In its April 14, 2014 decision, the D.C. Circuit struck down the requirement in the conflict minerals rules that an issuer describe its products as not “DRC conflict free” because it violates the First Amendment by compelling speech by the issuer.
The court granted a rehearing of the case at the request of the SEC in light of the intervening en banc decision of the D.C. Circuit in American Meat Institute v. U.S. Department of Agriculture, 760 F.3d 18 (D.C. Cir. 2014) (en banc). In American Meat Institute, the D.C. Circuit limited the protections of the First Amendment against compelled speech in certain commercial speech contexts.
Because we are compassionate and prefer an audience that is not asleep, we will not delve into the court’s lengthy and complex First Amendment analysis. The important takeaway here for federal securities laws purposes is that the SEC’s challenge to the D.C. Circuit’s previous decision was unsuccessful, thus preserving the status quo.

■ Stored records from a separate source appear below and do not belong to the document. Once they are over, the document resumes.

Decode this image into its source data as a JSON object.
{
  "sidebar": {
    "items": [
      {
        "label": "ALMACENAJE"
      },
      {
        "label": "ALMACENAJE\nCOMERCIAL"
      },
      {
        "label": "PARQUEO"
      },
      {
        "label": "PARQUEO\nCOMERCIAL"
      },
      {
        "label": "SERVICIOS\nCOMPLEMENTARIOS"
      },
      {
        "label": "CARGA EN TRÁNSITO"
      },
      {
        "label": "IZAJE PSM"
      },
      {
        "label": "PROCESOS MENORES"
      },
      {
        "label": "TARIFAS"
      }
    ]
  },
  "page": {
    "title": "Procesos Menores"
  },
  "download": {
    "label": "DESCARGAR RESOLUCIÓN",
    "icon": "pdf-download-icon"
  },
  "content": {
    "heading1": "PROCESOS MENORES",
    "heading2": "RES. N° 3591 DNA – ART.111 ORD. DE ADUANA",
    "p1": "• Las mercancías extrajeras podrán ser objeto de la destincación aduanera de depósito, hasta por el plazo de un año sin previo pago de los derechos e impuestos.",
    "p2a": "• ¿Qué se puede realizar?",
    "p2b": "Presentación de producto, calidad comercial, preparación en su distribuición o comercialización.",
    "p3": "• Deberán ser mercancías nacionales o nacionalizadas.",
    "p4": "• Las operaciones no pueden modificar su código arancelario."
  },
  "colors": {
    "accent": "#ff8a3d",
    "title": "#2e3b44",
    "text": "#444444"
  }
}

We reported previously on the SEC’s response to the D.C. Circuit’s initial court decision in April 2014. Consistent with the court’s ruling, the SEC stated that registrants will not be required to describe their products as “DRC conflict free,” having “not been found to be ‘DRC conflict free,’” or “DRC conflict undeterminable.”
If a registrant voluntarily elects to describe any of its products as “DRC conflict free” in its conflict minerals report, it would be permitted to do so provided it had obtained an independent private sector audit (IPSA) as required by the conflict minerals rules. Pending further action from the SEC, an IPSA will not be required unless a registrant voluntarily elects to describe a product as “DRC conflict free” in its conflict minerals report. As of the date of this blog post, the SEC has not taken further action regarding the IPSA requirement.
Compliance with the conflict minerals rules can be a substantial undertaking. Registrants should continue their compliance efforts and be prepared for the next Form SD filing deadline on May 31, 2016.